## Lambda Calculus

If you have never heard about lambda calculus, here is a quick definition found on Wikipedia:

“Lambda calculus (also written as λ-calculus) is a formal system in mathematical logic for expressing computation based on function abstraction and application using variable binding and substitution.”

Basically, this is the syntax: <function> ::= λ <variable-list> . <expression>

An expression is also a variable.

For example, here is the identity function from mathematics:

```
identity = λx.x
```

A more concrete example is its usage to represent types. In the following example:

```
function upper(str) {
return str.toUpperCase()
}
```

has the type:

```
t' = λ t . t
t' = λ string . string
t' = string
```

#### Let's define booleans

```
true = λx.λy.x
false = λx.λy.y
```

#### Define the conditional operator

```
if = λb.λt.λf.b t f
```

#### Define the logical operators

```
and = λbb'. if b b' false
or = λbb'. if b true b'
not = λb.if b false true
```

### Example

I decided to use OCaml for this example because it has partial application and a nice REPL. Since the conditional and logical operators are already in the language, I will prepend them with an underscore.

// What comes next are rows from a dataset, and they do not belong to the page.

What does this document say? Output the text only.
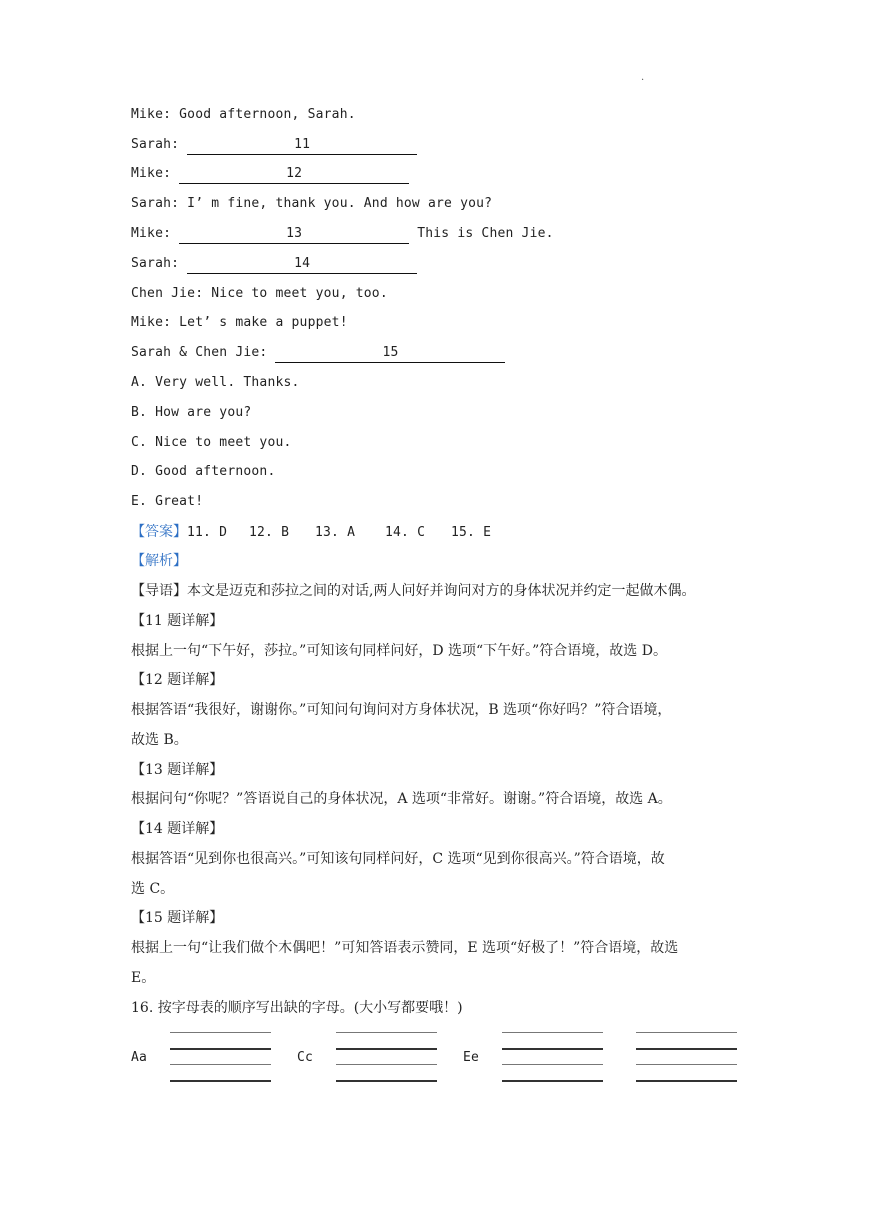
.
Mike: Good afternoon, Sarah.
Sarah:	11
Mike:	12
Sarah: I’ m fine, thank you. And how are you?
Mike:	13	This is Chen Jie.
Sarah:	14
Chen Jie: Nice to meet you, too.
Mike: Let’ s make a puppet!
Sarah & Chen Jie:	15
A. Very well. Thanks.
B. How are you?
C. Nice to meet you.
D. Good afternoon.
E. Great!
【答案】11. D 12. B 13. A 14. C 15. E
【解析】
【导语】本文是迈克和莎拉之间的对话,两人问好并询问对方的身体状况并约定一起做木偶。
【11 题详解】
根据上一句“下午好，莎拉。”可知该句同样问好，D 选项“下午好。”符合语境，故选 D。
【12 题详解】
根据答语“我很好，谢谢你。”可知问句询问对方身体状况，B 选项“你好吗？”符合语境，
故选 B。
【13 题详解】
根据问句“你呢？”答语说自己的身体状况，A 选项“非常好。谢谢。”符合语境，故选 A。
【14 题详解】
根据答语“见到你也很高兴。”可知该句同样问好，C 选项“见到你很高兴。”符合语境，故
选 C。
【15 题详解】
根据上一句“让我们做个木偶吧！”可知答语表示赞同，E 选项“好极了！”符合语境，故选
E。
16. 按字母表的顺序写出缺的字母。(大小写都要哦！)
Aa	Cc	Ee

#### Translate definitions into OCaml

```
let _true x y = x;;
(* - : 'a -> 'b -> 'a = *)
let _false x y = y;;
(* - : 'a -> 'b -> 'b = *)
```

Note that it's similar to how an identity function works.

```
let _if b t f = b t f;;
(* - : ('a -> 'b -> 'c) -> 'a -> 'b -> 'c = *)
```

For the sake of simplicity, I won't declare all the operators for now. We can already evaluate some simple conditions.

```
(* This is my condition, for now it's a constant `true` *)
let myCond = _true;;
_if myCond 1 0;;
(* - : int = 1 *)
(* and if my condition is `false` *)
let myCond2 = _false;;
_if myCond2 1 0;;
(* - : int = 0 *)
```

### Conclusion

To be honest, I don't know why you would use this in real life code. There is no need to redefine the built-in condition mechanism.

Thanks to Danny Willemsfor introducing me to this.